Towards Consistent Detection of Cognitive Distortions: LLM-Based Annotation and Dataset-Agnostic Evaluation
Neha Sharma, Navneet Agarwal, Kairit Sirts
TL;DR
This work tackles the inherent subjectivity of cognitive distortion detection by using multiple independent LLM runs to generate internally consistent annotations, demonstrating that recurrence across runs yields reliable labels and improves downstream task performance. It introduces a dataset-agnostic evaluation framework based on Cohen's kappa to enable fair cross-dataset comparisons, addressing variability in dataset size and label distributions. The key findings show that GPT-4-derived annotations achieve high inter-run reliability (Fleiss's Kappa around $0.78$) and that models trained on these labels outperform those trained on human gold labels across multiple tasks, with a principled $\kappa_{F1}$ metric enabling cross-study comparability. Together, these contributions offer a scalable workflow for reliable annotation in subjective NLP tasks and a principled evaluation approach for heterogeneous datasets.
Abstract
Text-based automated Cognitive Distortion detection is a challenging task due to its subjective nature, with low agreement scores observed even among expert human annotators, leading to unreliable annotations. We explore the use of Large Language Models (LLMs) as consistent and reliable annotators, and propose that multiple independent LLM runs can reveal stable labeling patterns despite the inherent subjectivity of the task.

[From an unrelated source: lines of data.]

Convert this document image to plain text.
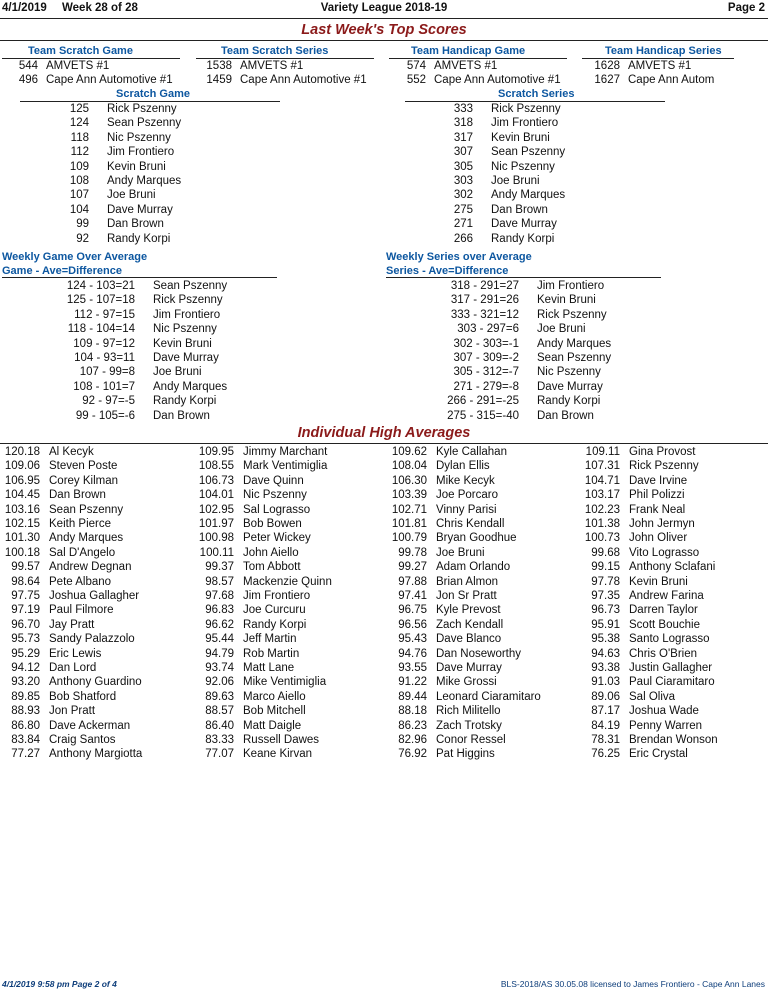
4/1/2019 Week 28 of 28	Variety League 2018-19	Page 2
Last Week's Top Scores
Team Scratch Game	Team Scratch Series	Team Handicap Game	Team Handicap Series
544 AMVETS #1
496 Cape Ann Automotive #1
1538 AMVETS #1
1459 Cape Ann Automotive #1
574 AMVETS #1
552 Cape Ann Automotive #1
1628 AMVETS #1
1627 Cape Ann Autom
Scratch Game	Scratch Series
125 Rick Pszenny
124 Sean Pszenny
118 Nic Pszenny
112 Jim Frontiero
109 Kevin Bruni
108 Andy Marques
107 Joe Bruni
104 Dave Murray
99 Dan Brown
92 Randy Korpi
333 Rick Pszenny
318 Jim Frontiero
317 Kevin Bruni
307 Sean Pszenny
305 Nic Pszenny
303 Joe Bruni
302 Andy Marques
275 Dan Brown
271 Dave Murray
266 Randy Korpi
Weekly Game Over Average
Game - Ave=Difference
Weekly Series over Average
Series - Ave=Difference
124 - 103=21 Sean Pszenny
125 - 107=18 Rick Pszenny
112 - 97=15 Jim Frontiero
118 - 104=14 Nic Pszenny
109 - 97=12 Kevin Bruni
104 - 93=11 Dave Murray
107 - 99=8 Joe Bruni
108 - 101=7 Andy Marques
92 - 97=-5 Randy Korpi
99 - 105=-6 Dan Brown
318 - 291=27 Jim Frontiero
317 - 291=26 Kevin Bruni
333 - 321=12 Rick Pszenny
303 - 297=6 Joe Bruni
302 - 303=-1 Andy Marques
307 - 309=-2 Sean Pszenny
305 - 312=-7 Nic Pszenny
271 - 279=-8 Dave Murray
266 - 291=-25 Randy Korpi
275 - 315=-40 Dan Brown
Individual High Averages
120.18 Al Kecyk
109.06 Steven Poste
106.95 Corey Kilman
104.45 Dan Brown
103.16 Sean Pszenny
102.15 Keith Pierce
101.30 Andy Marques
100.18 Sal D'Angelo
99.57 Andrew Degnan
98.64 Pete Albano
97.75 Joshua Gallagher
97.19 Paul Filmore
96.70 Jay Pratt
95.73 Sandy Palazzolo
95.29 Eric Lewis
94.12 Dan Lord
93.20 Anthony Guardino
89.85 Bob Shatford
88.93 Jon Pratt
86.80 Dave Ackerman
83.84 Craig Santos
77.27 Anthony Margiotta
109.95 Jimmy Marchant
108.55 Mark Ventimiglia
106.73 Dave Quinn
104.01 Nic Pszenny
102.95 Sal Lograsso
101.97 Bob Bowen
100.98 Peter Wickey
100.11 John Aiello
99.37 Tom Abbott
98.57 Mackenzie Quinn
97.68 Jim Frontiero
96.83 Joe Curcuru
96.62 Randy Korpi
95.44 Jeff Martin
94.79 Rob Martin
93.74 Matt Lane
92.06 Mike Ventimiglia
89.63 Marco Aiello
88.57 Bob Mitchell
86.40 Matt Daigle
83.33 Russell Dawes
77.07 Keane Kirvan
109.62 Kyle Callahan
108.04 Dylan Ellis
106.30 Mike Kecyk
103.39 Joe Porcaro
102.71 Vinny Parisi
101.81 Chris Kendall
100.79 Bryan Goodhue
99.78 Joe Bruni
99.27 Adam Orlando
97.88 Brian Almon
97.41 Jon Sr Pratt
96.75 Kyle Prevost
96.56 Zach Kendall
95.43 Dave Blanco
94.76 Dan Noseworthy
93.55 Dave Murray
91.22 Mike Grossi
89.44 Leonard Ciaramitaro
88.18 Rich Militello
86.23 Zach Trotsky
82.96 Conor Ressel
76.92 Pat Higgins
109.11 Gina Provost
107.31 Rick Pszenny
104.71 Dave Irvine
103.17 Phil Polizzi
102.23 Frank Neal
101.38 John Jermyn
100.73 John Oliver
99.68 Vito Lograsso
99.15 Anthony Sclafani
97.78 Kevin Bruni
97.35 Andrew Farina
96.73 Darren Taylor
95.91 Scott Bouchie
95.38 Santo Lograsso
94.63 Chris O'Brien
93.38 Justin Gallagher
91.03 Paul Ciaramitaro
89.06 Sal Oliva
87.17 Joshua Wade
84.19 Penny Warren
78.31 Brendan Wonson
76.25 Eric Crystal
4/1/2019 9:58 pm Page 2 of 4	BLS-2018/AS 30.05.08 licensed to James Frontiero - Cape Ann Lanes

Furthermore, to fairly compare models trained on datasets with different characteristics, we introduce a dataset-agnostic evaluation framework using Cohen's kappa as an effect size measure. This methodology allows for fair cross-dataset and cross-study comparisons where traditional metrics like F1 score fall short. Our results show that GPT-4 can produce consistent annotations (Fleiss's Kappa = 0.78), resulting in improved test set performance for models trained on these annotations compared to those trained on human-labeled data. Our findings suggest that LLMs can offer a scalable and internally consistent alternative for generating training data that supports strong downstream performance in subjective NLP tasks.